Note that I am getting the correct replies from gRPC. I logged this - I get correct reply, I go out of the auth_on_register() fine, and then mosquitto_pub client is disconnected. I would agree that gRPC should be protected by a dedicated process. But in the flow I am describing I did not see any errors - handler exited fine with good results - yet auth_on_publish() was not called.

dergraf commented 5 years ago

@drasko ok. please just enable the Debug logs and tell us what you get in the logs.

drasko commented 5 years ago

@dergraf here is what log with debug enabled say:

drasko@Marx:~/vernemq/vernemq-broker$ cat _build/default/rel/vernemq/log/console.log
2018-10-12 01:24:49.828 [debug] <0.227.0>@plumtree_broadcast:schedule_lazy_tick:700 0ms mailbox traversal, schedule next lazy broadcast in 10000ms, the min interval is 10000ms
2018-10-12 01:24:50.172 [info] <0.443.0> auth_on_register: {{127,0,0,1},50942} {[],<<"mosqpub|340-Marx">>} <<"7">> <<"56a00b6e-fa4e-4fc7-b6af-e05d6ae15c3c">> true
2018-10-12 01:24:50.172 [info] <0.443.0> auth_thing: <<"56a00b6e-fa4e-4fc7-b6af-e05d6ae15c3c">>
2018-10-12 01:24:50.242 [debug] <0.447.0>@vmq_queue:state_change:992 transition from offline --> online because of add_session
2018-10-12 01:24:50.242 [debug] <0.443.0>@vmq_mqtt_fsm:connected:403 stop due to disconnect
2018-10-12 01:24:50.242 [debug] <0.443.0>@vmq_ranch:teardown:134 session normally stopped

On the mosquitto_pub I have following:

drasko@Marx:~/vernemq/vernemq-broker$ mosquitto_pub -u 7 -P 56a00b6e-fa4e-4fc7-b6af-e05d6ae15c3c -t channels/4/messages -h localhost -m '[{"bn":"some-base-name:","bt":1.276020076001e+09, "bu":"A","bver":5, "n":"voltage","u":"V","v":120.1}, {"n":"current","t":-5,"v":1.2}, {"n":"current","t":-4,"v":1.3}]' -d
Client mosqpub|340-Marx sending CONNECT
Client mosqpub|340-Marx received CONNACK
Client mosqpub|340-Marx sending PUBLISH (d0, q0, r0, m1, 'channels/4/messages', ... (166 bytes))
Client mosqpub|340-Marx sending DISCONNECT

I have no idea where PUBLISH disappeared from VerneMQ.
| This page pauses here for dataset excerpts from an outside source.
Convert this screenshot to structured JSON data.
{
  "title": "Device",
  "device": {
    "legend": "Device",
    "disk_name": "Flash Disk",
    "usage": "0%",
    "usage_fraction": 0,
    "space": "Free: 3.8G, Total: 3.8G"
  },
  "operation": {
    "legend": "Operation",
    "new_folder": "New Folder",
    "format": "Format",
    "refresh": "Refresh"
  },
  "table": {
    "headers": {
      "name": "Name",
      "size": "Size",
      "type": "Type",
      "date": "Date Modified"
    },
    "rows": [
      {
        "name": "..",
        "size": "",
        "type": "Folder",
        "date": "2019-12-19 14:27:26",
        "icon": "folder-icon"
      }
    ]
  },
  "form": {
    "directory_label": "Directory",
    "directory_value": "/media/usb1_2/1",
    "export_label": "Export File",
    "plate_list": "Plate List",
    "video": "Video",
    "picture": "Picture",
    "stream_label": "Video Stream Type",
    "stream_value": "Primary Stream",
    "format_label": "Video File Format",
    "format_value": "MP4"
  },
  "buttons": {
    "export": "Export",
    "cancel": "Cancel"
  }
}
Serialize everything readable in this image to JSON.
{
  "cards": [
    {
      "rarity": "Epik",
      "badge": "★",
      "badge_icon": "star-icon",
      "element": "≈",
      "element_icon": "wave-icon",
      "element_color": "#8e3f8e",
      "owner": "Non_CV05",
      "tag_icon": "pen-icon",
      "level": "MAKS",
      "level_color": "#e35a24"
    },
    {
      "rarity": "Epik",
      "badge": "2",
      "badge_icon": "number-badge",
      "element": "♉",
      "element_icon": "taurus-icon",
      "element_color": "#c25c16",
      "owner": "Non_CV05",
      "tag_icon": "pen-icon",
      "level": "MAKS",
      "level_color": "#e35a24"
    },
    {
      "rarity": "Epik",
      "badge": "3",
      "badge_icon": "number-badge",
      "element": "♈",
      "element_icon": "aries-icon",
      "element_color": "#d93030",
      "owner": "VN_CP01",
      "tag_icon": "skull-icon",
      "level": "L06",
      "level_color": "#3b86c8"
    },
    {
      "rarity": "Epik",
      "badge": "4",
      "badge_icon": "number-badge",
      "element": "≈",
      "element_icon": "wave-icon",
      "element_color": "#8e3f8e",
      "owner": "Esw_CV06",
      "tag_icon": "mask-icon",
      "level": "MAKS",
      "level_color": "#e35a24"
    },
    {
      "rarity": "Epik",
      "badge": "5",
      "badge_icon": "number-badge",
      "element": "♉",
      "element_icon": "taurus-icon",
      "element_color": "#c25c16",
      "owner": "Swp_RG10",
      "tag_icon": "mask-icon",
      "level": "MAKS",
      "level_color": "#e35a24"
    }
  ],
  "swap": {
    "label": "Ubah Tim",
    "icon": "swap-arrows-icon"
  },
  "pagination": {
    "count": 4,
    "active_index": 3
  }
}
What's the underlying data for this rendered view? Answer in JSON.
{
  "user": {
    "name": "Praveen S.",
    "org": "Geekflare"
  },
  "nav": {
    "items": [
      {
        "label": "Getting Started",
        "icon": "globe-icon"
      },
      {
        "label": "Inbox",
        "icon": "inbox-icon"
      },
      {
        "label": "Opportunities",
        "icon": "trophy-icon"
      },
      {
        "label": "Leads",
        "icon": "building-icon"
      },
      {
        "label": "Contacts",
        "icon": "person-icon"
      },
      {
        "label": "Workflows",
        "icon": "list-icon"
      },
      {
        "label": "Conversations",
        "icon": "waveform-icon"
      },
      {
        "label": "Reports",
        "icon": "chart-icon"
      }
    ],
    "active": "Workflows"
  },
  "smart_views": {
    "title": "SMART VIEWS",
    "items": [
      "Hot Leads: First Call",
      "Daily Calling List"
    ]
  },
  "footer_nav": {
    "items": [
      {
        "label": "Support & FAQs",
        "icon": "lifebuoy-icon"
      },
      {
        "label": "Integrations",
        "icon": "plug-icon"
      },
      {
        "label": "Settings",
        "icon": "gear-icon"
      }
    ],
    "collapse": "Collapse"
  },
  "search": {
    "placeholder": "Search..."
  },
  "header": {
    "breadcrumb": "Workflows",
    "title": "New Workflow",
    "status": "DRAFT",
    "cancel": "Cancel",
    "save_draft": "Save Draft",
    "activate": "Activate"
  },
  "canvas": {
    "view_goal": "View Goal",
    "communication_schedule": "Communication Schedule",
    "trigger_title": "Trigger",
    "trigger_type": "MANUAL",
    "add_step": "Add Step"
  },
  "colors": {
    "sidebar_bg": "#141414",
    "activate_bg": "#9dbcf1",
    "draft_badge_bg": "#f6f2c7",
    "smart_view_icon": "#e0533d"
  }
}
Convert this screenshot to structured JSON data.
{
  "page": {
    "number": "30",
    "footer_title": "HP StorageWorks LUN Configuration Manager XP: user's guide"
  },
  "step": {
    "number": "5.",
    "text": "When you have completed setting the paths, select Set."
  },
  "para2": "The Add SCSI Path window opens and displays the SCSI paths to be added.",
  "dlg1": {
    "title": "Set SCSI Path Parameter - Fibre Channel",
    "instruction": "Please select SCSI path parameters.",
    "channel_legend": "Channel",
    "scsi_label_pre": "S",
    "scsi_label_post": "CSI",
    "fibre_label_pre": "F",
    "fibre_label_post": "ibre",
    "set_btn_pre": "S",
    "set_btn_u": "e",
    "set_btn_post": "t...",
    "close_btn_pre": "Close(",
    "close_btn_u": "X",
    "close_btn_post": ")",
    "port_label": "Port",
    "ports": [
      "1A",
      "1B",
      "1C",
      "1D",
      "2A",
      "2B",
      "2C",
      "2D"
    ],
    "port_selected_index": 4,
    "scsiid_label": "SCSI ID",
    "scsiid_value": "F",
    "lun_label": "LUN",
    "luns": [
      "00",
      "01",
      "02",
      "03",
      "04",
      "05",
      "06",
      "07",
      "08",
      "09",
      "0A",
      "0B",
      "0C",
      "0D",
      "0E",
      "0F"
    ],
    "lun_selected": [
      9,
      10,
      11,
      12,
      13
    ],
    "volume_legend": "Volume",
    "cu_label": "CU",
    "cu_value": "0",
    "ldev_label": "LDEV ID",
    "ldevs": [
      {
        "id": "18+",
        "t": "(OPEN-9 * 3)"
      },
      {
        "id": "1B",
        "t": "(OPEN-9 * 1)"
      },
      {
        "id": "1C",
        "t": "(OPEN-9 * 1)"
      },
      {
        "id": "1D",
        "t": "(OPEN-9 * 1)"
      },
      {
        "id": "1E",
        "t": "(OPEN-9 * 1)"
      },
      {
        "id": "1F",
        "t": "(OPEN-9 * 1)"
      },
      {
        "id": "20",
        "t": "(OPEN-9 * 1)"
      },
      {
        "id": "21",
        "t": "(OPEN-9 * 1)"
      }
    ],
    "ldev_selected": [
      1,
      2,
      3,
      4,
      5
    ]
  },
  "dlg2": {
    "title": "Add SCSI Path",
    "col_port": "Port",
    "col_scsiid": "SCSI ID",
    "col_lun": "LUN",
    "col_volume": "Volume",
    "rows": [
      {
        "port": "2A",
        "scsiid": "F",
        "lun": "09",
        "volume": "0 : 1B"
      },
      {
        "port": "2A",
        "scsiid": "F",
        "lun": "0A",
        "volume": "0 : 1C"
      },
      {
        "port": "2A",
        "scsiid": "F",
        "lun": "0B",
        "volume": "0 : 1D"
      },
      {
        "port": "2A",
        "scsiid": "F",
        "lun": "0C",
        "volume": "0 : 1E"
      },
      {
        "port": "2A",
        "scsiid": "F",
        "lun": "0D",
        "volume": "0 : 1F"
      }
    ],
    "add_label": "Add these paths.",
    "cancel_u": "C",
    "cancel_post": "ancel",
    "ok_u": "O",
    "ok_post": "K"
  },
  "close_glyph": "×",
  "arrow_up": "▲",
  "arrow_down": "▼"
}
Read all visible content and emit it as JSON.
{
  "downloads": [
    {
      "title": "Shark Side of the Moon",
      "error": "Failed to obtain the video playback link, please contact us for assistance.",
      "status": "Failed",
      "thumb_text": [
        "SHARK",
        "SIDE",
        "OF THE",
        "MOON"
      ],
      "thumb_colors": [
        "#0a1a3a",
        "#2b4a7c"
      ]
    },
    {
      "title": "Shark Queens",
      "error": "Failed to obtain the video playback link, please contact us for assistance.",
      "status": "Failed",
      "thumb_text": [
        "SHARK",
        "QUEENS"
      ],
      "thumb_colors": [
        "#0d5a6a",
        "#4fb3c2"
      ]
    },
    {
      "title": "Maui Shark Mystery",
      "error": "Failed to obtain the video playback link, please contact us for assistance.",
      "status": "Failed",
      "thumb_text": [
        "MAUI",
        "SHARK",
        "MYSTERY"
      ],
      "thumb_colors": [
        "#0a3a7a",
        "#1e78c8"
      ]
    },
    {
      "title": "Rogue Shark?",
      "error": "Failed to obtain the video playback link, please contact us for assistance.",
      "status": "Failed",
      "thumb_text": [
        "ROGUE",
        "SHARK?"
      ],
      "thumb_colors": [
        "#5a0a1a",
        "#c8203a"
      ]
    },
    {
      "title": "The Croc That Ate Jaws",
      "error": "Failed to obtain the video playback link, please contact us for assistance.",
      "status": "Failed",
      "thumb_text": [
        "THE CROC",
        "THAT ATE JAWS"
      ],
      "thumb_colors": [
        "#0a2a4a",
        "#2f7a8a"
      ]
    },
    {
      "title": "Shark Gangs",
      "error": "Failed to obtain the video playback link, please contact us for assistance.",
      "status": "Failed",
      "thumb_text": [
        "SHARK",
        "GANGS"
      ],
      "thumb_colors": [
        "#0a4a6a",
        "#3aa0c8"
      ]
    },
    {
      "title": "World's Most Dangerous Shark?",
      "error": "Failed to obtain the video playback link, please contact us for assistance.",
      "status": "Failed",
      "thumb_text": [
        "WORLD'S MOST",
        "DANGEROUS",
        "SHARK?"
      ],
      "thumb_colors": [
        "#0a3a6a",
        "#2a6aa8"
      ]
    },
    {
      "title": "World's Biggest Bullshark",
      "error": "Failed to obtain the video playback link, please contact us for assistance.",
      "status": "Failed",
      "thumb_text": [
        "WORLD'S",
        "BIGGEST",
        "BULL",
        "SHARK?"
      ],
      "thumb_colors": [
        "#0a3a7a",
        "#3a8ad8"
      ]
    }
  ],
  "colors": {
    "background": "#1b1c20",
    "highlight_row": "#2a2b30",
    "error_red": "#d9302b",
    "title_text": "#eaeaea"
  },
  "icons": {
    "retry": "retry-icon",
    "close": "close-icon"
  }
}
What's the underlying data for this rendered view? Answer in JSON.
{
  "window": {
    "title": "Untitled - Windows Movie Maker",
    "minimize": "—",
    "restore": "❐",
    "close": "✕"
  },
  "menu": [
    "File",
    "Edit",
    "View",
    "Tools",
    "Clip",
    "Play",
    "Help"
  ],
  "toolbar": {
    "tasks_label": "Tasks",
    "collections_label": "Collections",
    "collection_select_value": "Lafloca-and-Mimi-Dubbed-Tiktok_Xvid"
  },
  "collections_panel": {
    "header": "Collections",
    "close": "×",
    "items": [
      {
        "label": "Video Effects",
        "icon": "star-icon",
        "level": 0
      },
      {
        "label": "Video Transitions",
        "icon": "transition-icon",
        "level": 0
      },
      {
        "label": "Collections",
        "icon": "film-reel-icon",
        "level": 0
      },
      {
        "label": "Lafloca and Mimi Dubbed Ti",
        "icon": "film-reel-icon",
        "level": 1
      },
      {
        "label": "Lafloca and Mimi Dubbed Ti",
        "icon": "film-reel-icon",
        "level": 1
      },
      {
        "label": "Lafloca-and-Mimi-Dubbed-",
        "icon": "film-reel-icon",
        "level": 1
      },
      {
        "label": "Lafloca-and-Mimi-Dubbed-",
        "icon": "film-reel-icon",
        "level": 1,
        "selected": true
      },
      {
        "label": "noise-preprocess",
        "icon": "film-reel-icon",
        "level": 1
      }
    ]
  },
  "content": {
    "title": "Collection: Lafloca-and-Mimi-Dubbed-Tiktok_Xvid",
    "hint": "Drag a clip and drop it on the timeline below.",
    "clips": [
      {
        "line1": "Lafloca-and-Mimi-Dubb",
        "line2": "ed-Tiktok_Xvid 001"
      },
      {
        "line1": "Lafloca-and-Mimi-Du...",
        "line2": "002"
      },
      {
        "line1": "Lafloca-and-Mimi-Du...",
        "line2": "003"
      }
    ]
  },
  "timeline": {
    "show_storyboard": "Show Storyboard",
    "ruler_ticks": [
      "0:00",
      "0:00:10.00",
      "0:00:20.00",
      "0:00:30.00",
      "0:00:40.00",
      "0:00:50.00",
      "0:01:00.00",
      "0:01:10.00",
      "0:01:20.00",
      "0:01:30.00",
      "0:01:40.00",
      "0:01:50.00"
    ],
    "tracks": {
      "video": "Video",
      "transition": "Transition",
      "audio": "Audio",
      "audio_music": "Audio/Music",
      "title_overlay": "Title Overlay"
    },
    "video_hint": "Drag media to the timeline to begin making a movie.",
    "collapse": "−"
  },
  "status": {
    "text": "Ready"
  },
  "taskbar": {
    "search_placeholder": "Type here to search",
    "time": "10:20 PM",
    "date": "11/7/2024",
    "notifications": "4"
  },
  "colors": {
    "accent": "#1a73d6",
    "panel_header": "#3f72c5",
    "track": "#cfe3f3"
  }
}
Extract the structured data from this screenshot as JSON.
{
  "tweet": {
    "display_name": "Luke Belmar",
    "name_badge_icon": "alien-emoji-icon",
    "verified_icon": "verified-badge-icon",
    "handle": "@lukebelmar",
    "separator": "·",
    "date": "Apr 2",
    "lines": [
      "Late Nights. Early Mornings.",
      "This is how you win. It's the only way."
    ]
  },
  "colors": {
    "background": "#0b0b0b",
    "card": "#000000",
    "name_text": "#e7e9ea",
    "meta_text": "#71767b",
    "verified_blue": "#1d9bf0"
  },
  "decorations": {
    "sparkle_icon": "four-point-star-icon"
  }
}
drasko commented 5 years ago

I have added gen_server to handle gRPC calls:

Now I have lager crashing for some reason:

drasko@Marx:~/vernemq/vernemq-broker$ cat _build/default/rel/vernemq/log/console.log 
2018-10-14 21:53:53.912 [info] <0.560.0> auth_on_register: {{127,0,0,1},55422} {[],<<"mosqpub|5492-Marx">>} <<"7">> <<"56a00b6e-fa4e-4fc7-b6af-e05d6ae15c3c">> true
2018-10-14 21:53:53.912 [info] <0.560.0> auth_thing: <<"56a00b6e-fa4e-4fc7-b6af-e05d6ae15c3c">>
2018-10-14 21:53:53.958 [error] <0.190.0> Lager event handler error_logger_lager_h exited with reason {'EXIT',{{badmatch,[mfx_grpc,{send,identify,#{value => "56a00b6e-fa4e-4fc7-b6af-e05d6ae15c3c"}},grpc_state,{bad_return_value,{ok,7}},<0.560.0>,[{gen,do_call,4,[{file,"gen.erl"},{line,169}]},{gen_server,call,2,[{file,"gen_server.erl"},{line,202}]},{mfx_auth,auth_on_register,5,[{file,"/home/drasko/vernemq/mqtt/_build/default/lib/mfx_auth/src/mfx_auth.erl"},{line,56}]},{vmq_plugin_helper,all_till_ok,2,[{file,"/home/drasko/vernemq/vernemq-broker/_build/default/lib/vmq_plugin/src/vmq_plugin_hel..."},...]},...]]},...}}
2018-10-14 21:53:53.960 [info] <0.564.0> mfx_grpc has started (<0.564.0>)
drasko commented 5 years ago

In fact, I was missing and obligatory reply atom in handle_call handler. Making it as {reply, Reply, NewState} - it works now.

I can confirm that spawning new gen_servers for gRPC connection and for NATS publishing works.

Example plugin (functional) can be found here: https://github.com/drasko/mqtt-erl

Closing this one, thanks for all your help.